Your Military Industrial Complex in a Nutshell

As a part of supporting the Afghan military, the Pentagon is upgrading Kabul’s helicopters.

There are a few small problems though: In addition to the Afgan military not being able to maintain its new Black Hawk helicopters, the Russian Helos that it is replacing outperform the Black Hawk by almost every metric:

A report from a top U.S. military watchdog has finally acknowledged that the UH-60A+ Black Hawks that the United States is supplying to the Afghan Air Force are less capable and harder to maintain than the Russian-made Mi-17 Hip helicopters they have now. The review raises concerns that this could limit Afghanistan’s ability to conduct operations across the country unless steps are taking to mitigate the loss of capability, something we at The War Zone have long warned could easily be the case.


“The transition [from Mi-17s to UH-60s] presents several challenges that have yet to be fully addressed,” the report says in a section dedicated to the issue. “Black Hawks do not have the lift capacity of Mi-17s.”

“They are unable to accommodate some of the larger cargo items the Mi-17s can carry, and in general, it takes almost two Black Hawks to carry the load of a single Mi-17,” the review continues. “Furthermore, unlike Mi-17s, Black Hawks cannot fly at high elevations and, as such, cannot operate in remote regions of Afghanistan where Mi-17s operate.”

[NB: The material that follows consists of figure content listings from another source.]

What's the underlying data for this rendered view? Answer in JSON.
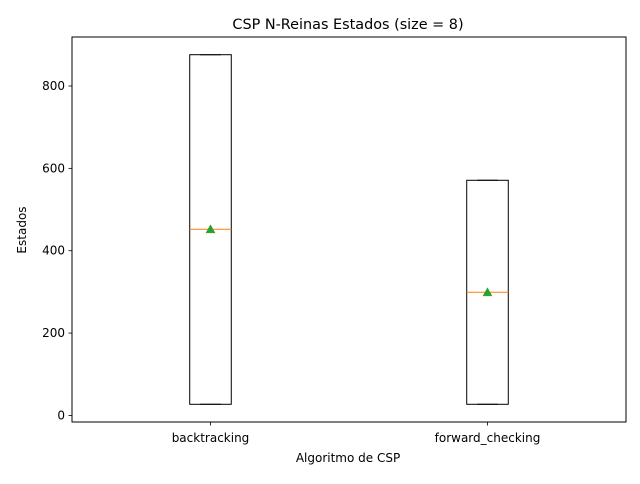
{
  "chart_data": {
    "type": "box",
    "title": "CSP N-Reinas Estados (size = 8)",
    "xlabel": "Algoritmo de CSP",
    "ylabel": "Estados",
    "categories": [
      "backtracking",
      "forward_checking"
    ],
    "boxes": [
      {
        "label": "backtracking",
        "min": 27,
        "q1": 27,
        "median": 452,
        "q3": 876,
        "max": 876,
        "mean": 452
      },
      {
        "label": "forward_checking",
        "min": 27,
        "q1": 27,
        "median": 299,
        "q3": 571,
        "max": 571,
        "mean": 299
      }
    ],
    "ylim": [
      -16,
      919
    ],
    "yticks": [
      0,
      200,
      400,
      600,
      800
    ],
    "grid": false,
    "colors": {
      "box": "#000000",
      "median": "#ff7f0e",
      "mean_marker": "#2ca02c"
    },
    "mean_marker_shape": "triangle"
  }
}
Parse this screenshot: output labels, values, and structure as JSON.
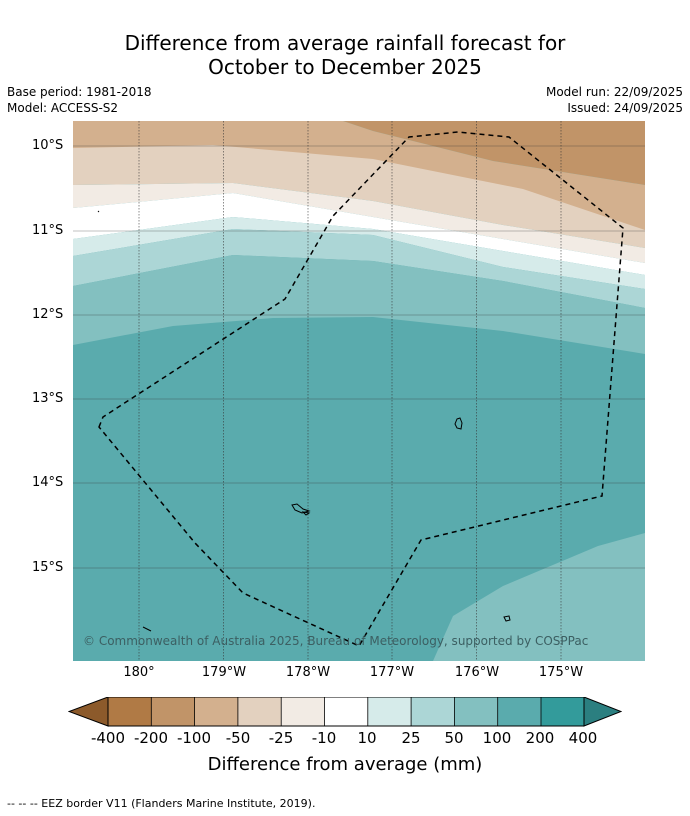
{
  "title": {
    "line1": "Difference from average rainfall forecast for",
    "line2": "October to December 2025"
  },
  "meta": {
    "base_period": "Base period: 1981-2018",
    "model": "Model: ACCESS-S2",
    "model_run": "Model run: 22/09/2025",
    "issued": "Issued: 24/09/2025"
  },
  "map": {
    "lat_labels": [
      "10°S",
      "11°S",
      "12°S",
      "13°S",
      "14°S",
      "15°S"
    ],
    "lon_labels": [
      "180°",
      "179°W",
      "178°W",
      "177°W",
      "176°W",
      "175°W"
    ],
    "copyright": "© Commonwealth of Australia 2025, Bureau of Meteorology, supported by COSPPac",
    "region": "EEZ border"
  },
  "colorbar": {
    "labels": [
      "-400",
      "-200",
      "-100",
      "-50",
      "-25",
      "-10",
      "10",
      "25",
      "50",
      "100",
      "200",
      "400"
    ],
    "colors": [
      "#8c5a2b",
      "#b07a45",
      "#c19468",
      "#d3b08e",
      "#e3d1bf",
      "#f2ebe4",
      "#ffffff",
      "#d6ebea",
      "#acd6d6",
      "#83c0c0",
      "#5aabad",
      "#339b9b",
      "#2b7f80"
    ],
    "title": "Difference from average (mm)"
  },
  "footnote": "--  --  -- EEZ border V11 (Flanders Marine Institute, 2019)."
}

“The Mi-17 is ‘much more conducive to the education level available in the general Afghan population than the UH-60As’ when it comes to maintenance,” the 9th Air Expeditionary Task Force-Afghanistan (AETF-A), the U.S. Air Force’s top command for operations in Afghanistan, which also oversees advising the Afghan Air Force, said, according to the Pentagon Inspector General’s review. “The expectation is that the AAF will be almost entirely reliant on contractors for Black Hawk maintenance in the near- to mid-term.”

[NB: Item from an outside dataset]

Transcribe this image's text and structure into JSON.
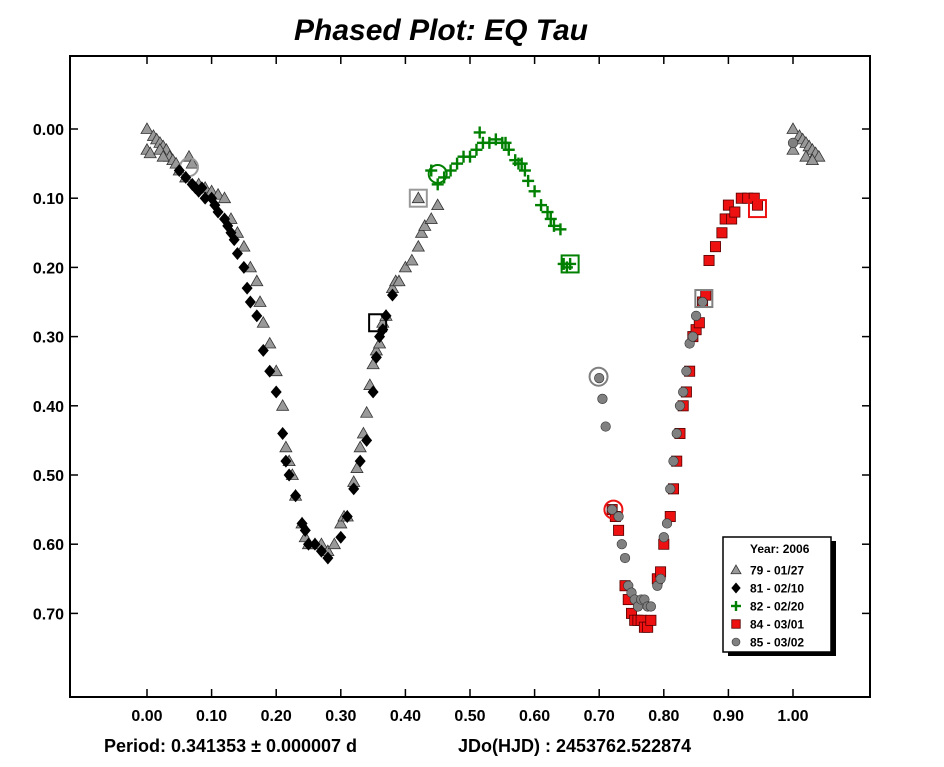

That reliance on contractors is a feature not a bug:  This is more of the deferred compensation for general officers program that appears to be the raison d’être of the Pentagon these days.

Whoever made this decision will secure a well remunerated post military retirement sinecure with Sikorsky, one of its suppliers, or the contractors that the Afghans (actually us) are paying very well for support services.